Nu al exporteren Singapore en Taiwan verhoudingsgewijs twee keer meer hightech dan Nederland . Studeren in China jaarlijks meer dan 2,5 miljoen Bèta-studenten af , tegenover zo’n 20 duizend in Nederland. En hebben sommige Indiase chirurgen vóór hun veertigste al meer hartoperaties gedaan hun Amerikaanse collega’s in hun hele carrière .
Azië als innovatiecontinent. Je ziet het terug in de groeicijfers. Veel Westerse landen kampen nu met de nasleep van de financiële crisis. Nederlandse bedrijven hebben in 2009 7 procent minder geïnvesteerd in kennis dan het jaar daarvoor. Azië heeft de crisis alweer achter zich gelaten: 8 tot 10 procent economische groei per jaar is in Azië (buiten Japan )

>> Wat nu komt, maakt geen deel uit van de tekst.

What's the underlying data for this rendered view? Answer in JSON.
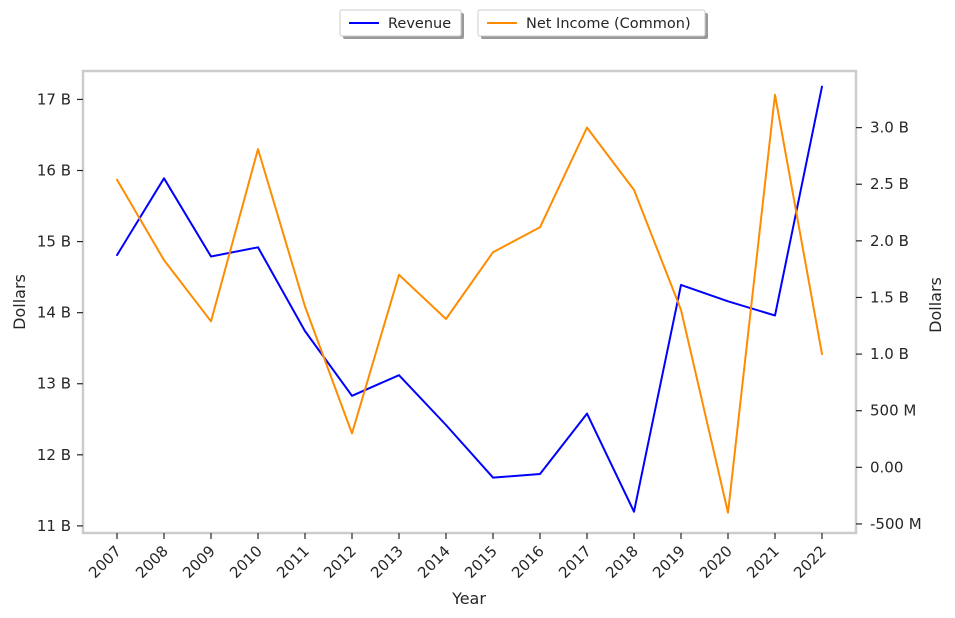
{
  "chart_data": {
    "type": "line",
    "title": "",
    "xlabel": "Year",
    "x": [
      "2007",
      "2008",
      "2009",
      "2010",
      "2011",
      "2012",
      "2013",
      "2014",
      "2015",
      "2016",
      "2017",
      "2018",
      "2019",
      "2020",
      "2021",
      "2022"
    ],
    "left_axis": {
      "label": "Dollars",
      "ylim": [
        10.9,
        17.4
      ],
      "ticks": [
        {
          "value": 11,
          "label": "11 B"
        },
        {
          "value": 12,
          "label": "12 B"
        },
        {
          "value": 13,
          "label": "13 B"
        },
        {
          "value": 14,
          "label": "14 B"
        },
        {
          "value": 15,
          "label": "15 B"
        },
        {
          "value": 16,
          "label": "16 B"
        },
        {
          "value": 17,
          "label": "17 B"
        }
      ]
    },
    "right_axis": {
      "label": "Dollars",
      "ylim": [
        -0.58,
        3.5
      ],
      "ticks": [
        {
          "value": -0.5,
          "label": "-500 M"
        },
        {
          "value": 0.0,
          "label": "0.00"
        },
        {
          "value": 0.5,
          "label": "500 M"
        },
        {
          "value": 1.0,
          "label": "1.0 B"
        },
        {
          "value": 1.5,
          "label": "1.5 B"
        },
        {
          "value": 2.0,
          "label": "2.0 B"
        },
        {
          "value": 2.5,
          "label": "2.5 B"
        },
        {
          "value": 3.0,
          "label": "3.0 B"
        }
      ]
    },
    "series": [
      {
        "name": "Revenue",
        "axis": "left",
        "color": "#0000ff",
        "values": [
          14.81,
          15.89,
          14.79,
          14.92,
          13.74,
          12.83,
          13.12,
          12.42,
          11.68,
          11.73,
          12.58,
          11.2,
          14.39,
          14.16,
          13.96,
          17.18
        ]
      },
      {
        "name": "Net Income (Common)",
        "axis": "right",
        "color": "#ff8c00",
        "values": [
          2.54,
          1.83,
          1.29,
          2.81,
          1.42,
          0.3,
          1.7,
          1.31,
          1.9,
          2.12,
          3.0,
          2.45,
          1.39,
          -0.4,
          3.29,
          1.0
        ]
      }
    ],
    "grid": false,
    "legend_position": "top-center"
  }
}
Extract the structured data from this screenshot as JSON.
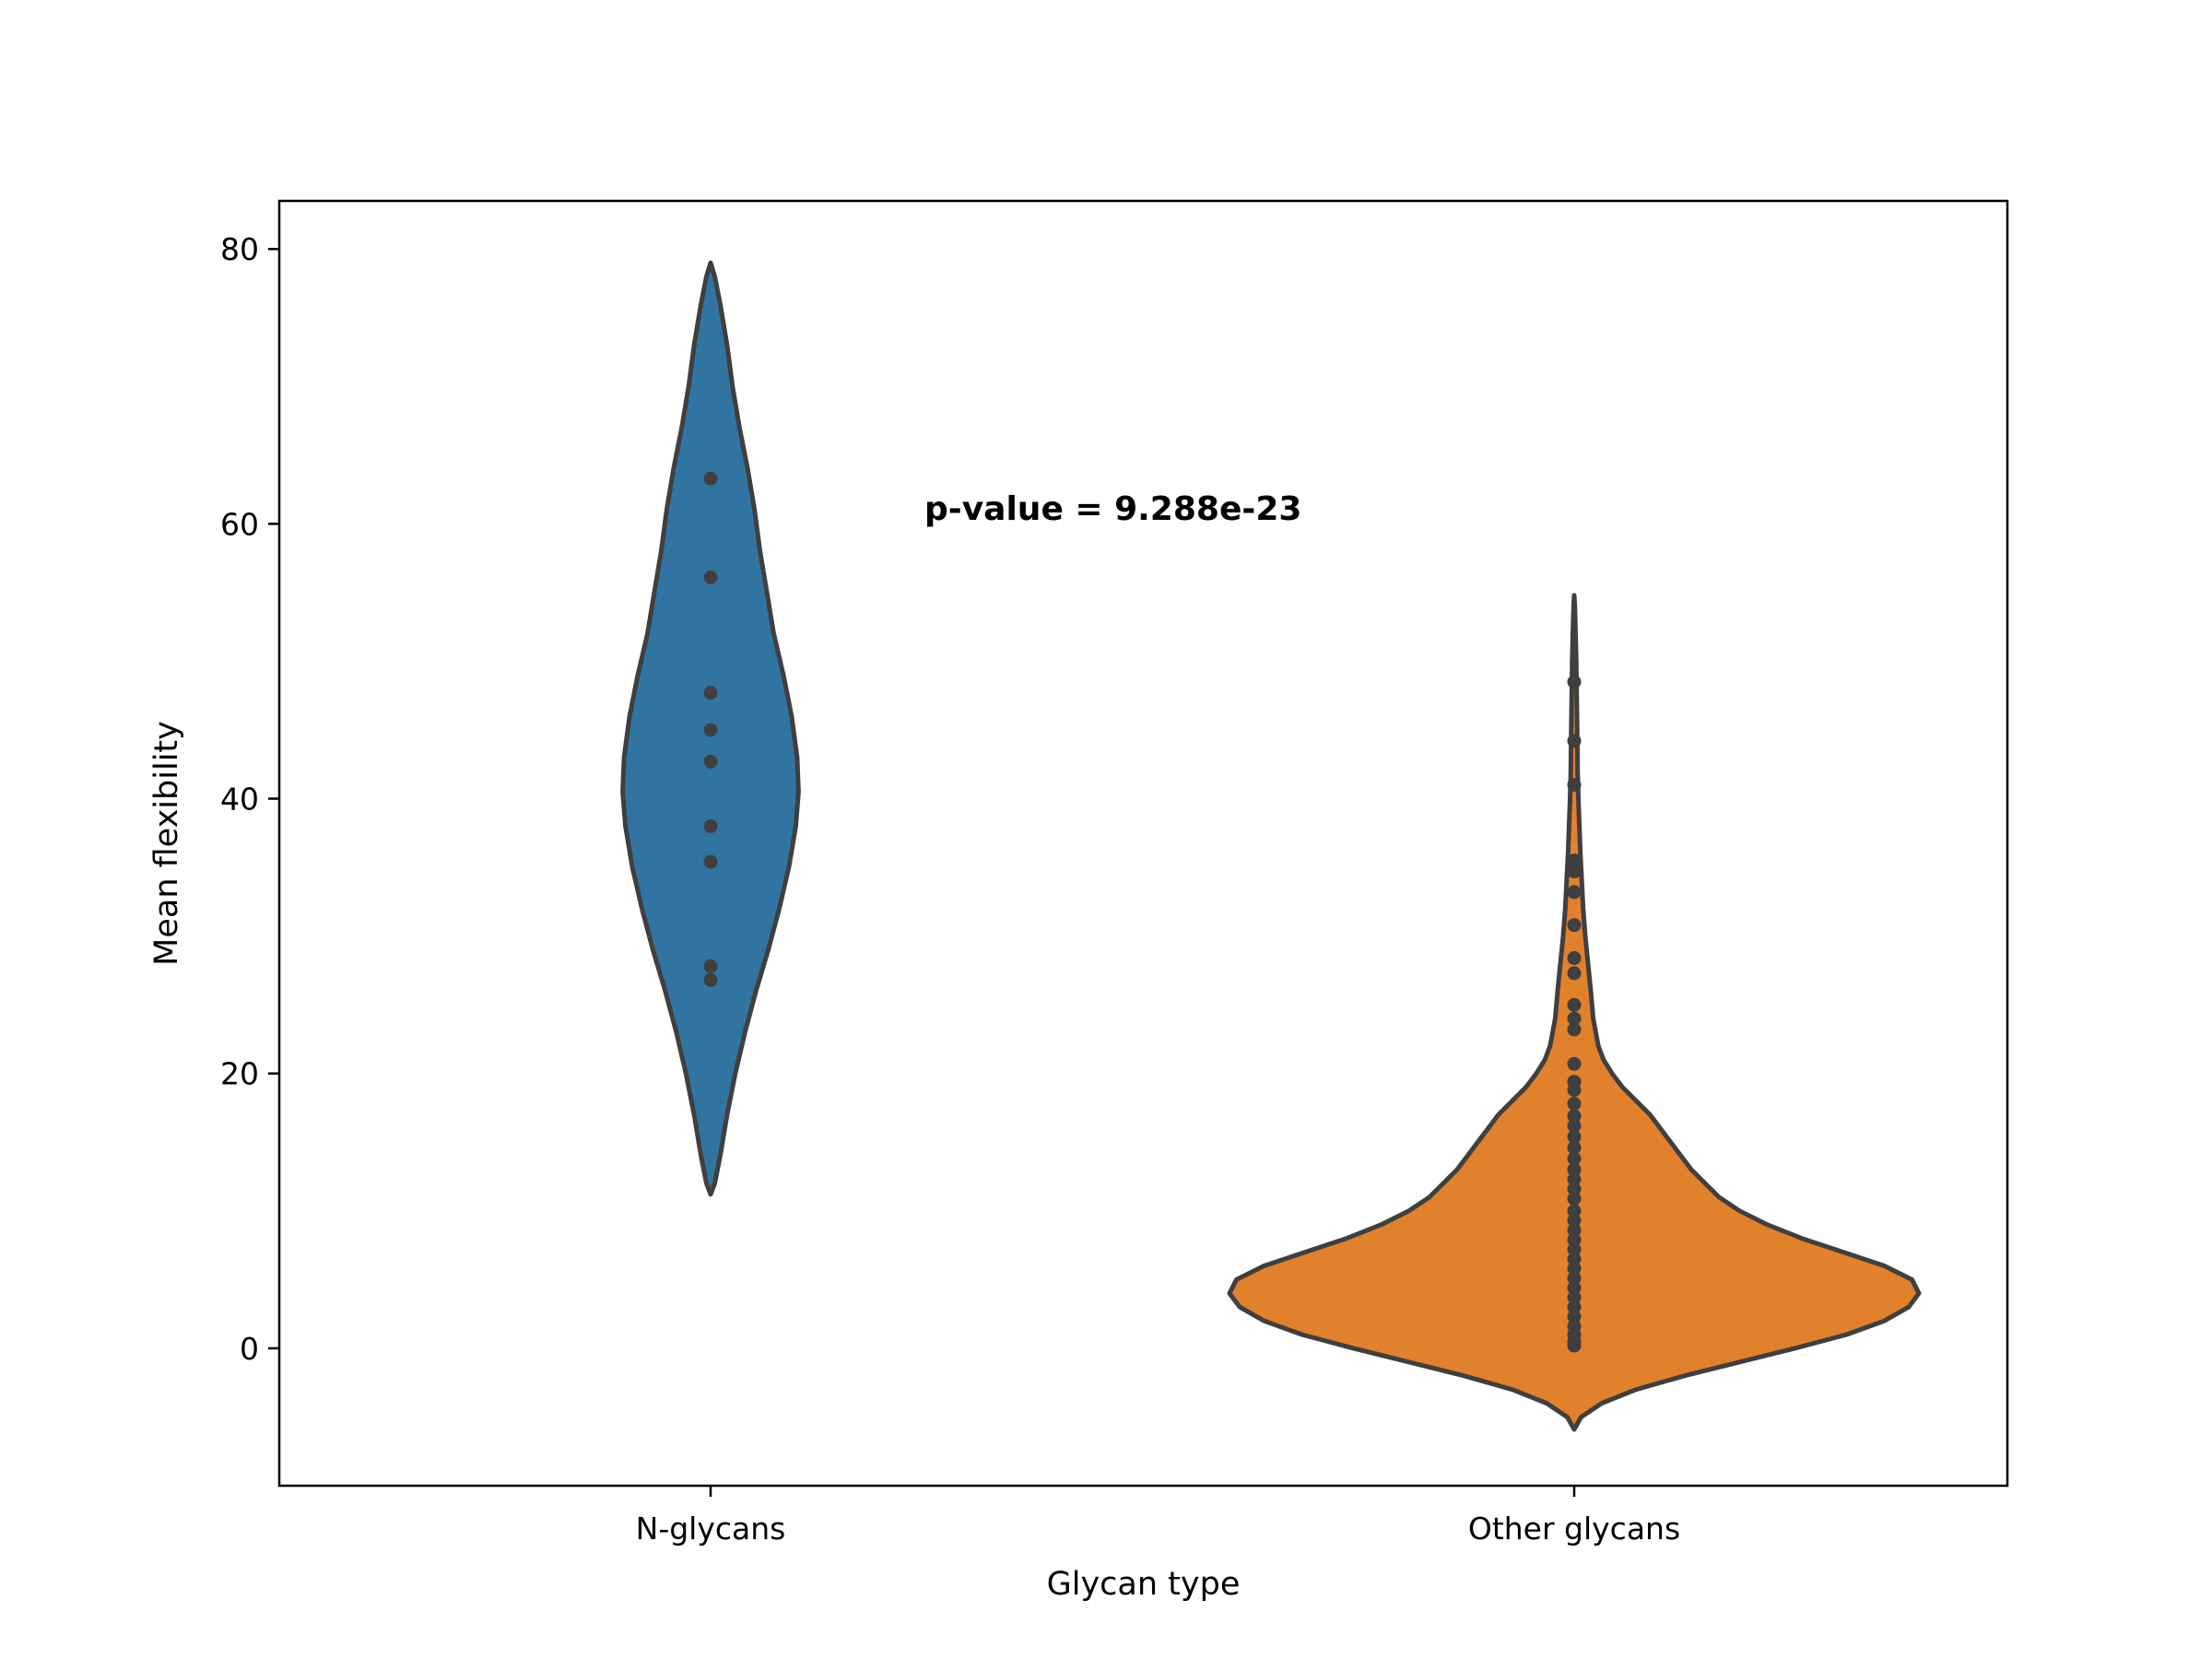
{
  "chart_data": {
    "type": "violin",
    "xlabel": "Glycan type",
    "ylabel": "Mean flexibility",
    "ylim": [
      -10,
      83.5
    ],
    "yticks": [
      0,
      20,
      40,
      60,
      80
    ],
    "grid": false,
    "annotation": "p-value = 9.288e-23",
    "categories": [
      "N-glycans",
      "Other glycans"
    ],
    "series": [
      {
        "category": "N-glycans",
        "color": "#3274a1",
        "violin_range": [
          11.2,
          79
        ],
        "profile": [
          [
            11.2,
            0.0
          ],
          [
            12,
            0.03
          ],
          [
            14,
            0.07
          ],
          [
            17,
            0.12
          ],
          [
            20,
            0.18
          ],
          [
            23,
            0.25
          ],
          [
            26,
            0.33
          ],
          [
            29,
            0.42
          ],
          [
            32,
            0.5
          ],
          [
            35,
            0.57
          ],
          [
            38,
            0.62
          ],
          [
            40.5,
            0.64
          ],
          [
            43,
            0.63
          ],
          [
            46,
            0.59
          ],
          [
            49,
            0.53
          ],
          [
            52,
            0.46
          ],
          [
            55,
            0.41
          ],
          [
            58,
            0.36
          ],
          [
            61,
            0.32
          ],
          [
            64,
            0.27
          ],
          [
            67,
            0.21
          ],
          [
            70,
            0.16
          ],
          [
            73,
            0.12
          ],
          [
            76,
            0.07
          ],
          [
            78,
            0.03
          ],
          [
            79,
            0.0
          ]
        ],
        "points": [
          63.3,
          56.1,
          47.7,
          45.0,
          42.7,
          38.0,
          35.4,
          27.8,
          26.8
        ]
      },
      {
        "category": "Other glycans",
        "color": "#e1812c",
        "violin_range": [
          -5.9,
          54.8
        ],
        "profile": [
          [
            -5.9,
            0.0
          ],
          [
            -5,
            0.02
          ],
          [
            -4,
            0.08
          ],
          [
            -3,
            0.18
          ],
          [
            -2,
            0.32
          ],
          [
            -1,
            0.48
          ],
          [
            0,
            0.64
          ],
          [
            1,
            0.79
          ],
          [
            2,
            0.9
          ],
          [
            3,
            0.97
          ],
          [
            4,
            1.0
          ],
          [
            5,
            0.98
          ],
          [
            6,
            0.9
          ],
          [
            7,
            0.78
          ],
          [
            8,
            0.66
          ],
          [
            9,
            0.56
          ],
          [
            10,
            0.48
          ],
          [
            11,
            0.42
          ],
          [
            12,
            0.38
          ],
          [
            13,
            0.34
          ],
          [
            14,
            0.31
          ],
          [
            15,
            0.28
          ],
          [
            16,
            0.25
          ],
          [
            17,
            0.22
          ],
          [
            18,
            0.18
          ],
          [
            19,
            0.14
          ],
          [
            20,
            0.11
          ],
          [
            21,
            0.085
          ],
          [
            22,
            0.07
          ],
          [
            24,
            0.055
          ],
          [
            26,
            0.048
          ],
          [
            28,
            0.04
          ],
          [
            30,
            0.032
          ],
          [
            32,
            0.026
          ],
          [
            34,
            0.022
          ],
          [
            36,
            0.018
          ],
          [
            38,
            0.015
          ],
          [
            40,
            0.012
          ],
          [
            42,
            0.01
          ],
          [
            44,
            0.009
          ],
          [
            46,
            0.008
          ],
          [
            48,
            0.007
          ],
          [
            50,
            0.006
          ],
          [
            52,
            0.004
          ],
          [
            54,
            0.002
          ],
          [
            54.8,
            0.0
          ]
        ],
        "points": [
          48.5,
          44.2,
          41.0,
          35.5,
          34.7,
          33.2,
          30.8,
          28.4,
          27.3,
          25.0,
          24.0,
          23.2,
          20.7,
          19.4,
          18.8,
          17.8,
          16.9,
          16.2,
          15.4,
          14.6,
          13.8,
          13.0,
          12.3,
          11.6,
          10.9,
          10.0,
          9.3,
          8.6,
          7.9,
          7.2,
          6.5,
          5.8,
          5.1,
          4.4,
          3.7,
          3.0,
          2.3,
          1.6,
          1.0,
          0.5,
          0.2
        ]
      }
    ]
  }
}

geen uitzondering. Daardoor groeit een welvarende middenklasse. En schudden tientallen miljoenen Aziaten de armoede van zich af.
Tweederde van de economische groei in de wereld kwam de afgelopen tien jaar al uit opkomende markten. Dankzij internationale handel zijn markten wereldwijd met elkaar verbonden. En kan dus de hele wereld profiteren van het Aziatische groeiwonder. Ook Nederland.
Azië zal verder groeien. In economische zin. In innovatiekracht. En in bevolkingsaantallen. Tussen nu en 2050 groeit de bevolking van China en India van 2,2 naar 3 miljard mensen.
Die groei stelt Europa voor grote uitdagingen. Hoe profiteer je als Europees ondernemer van de groei van die grote consumentenmarkten? Ga je er handel mee drijven of investeren? Hoe maak je gebruik van de kennis die daar wordt ontwikkeld?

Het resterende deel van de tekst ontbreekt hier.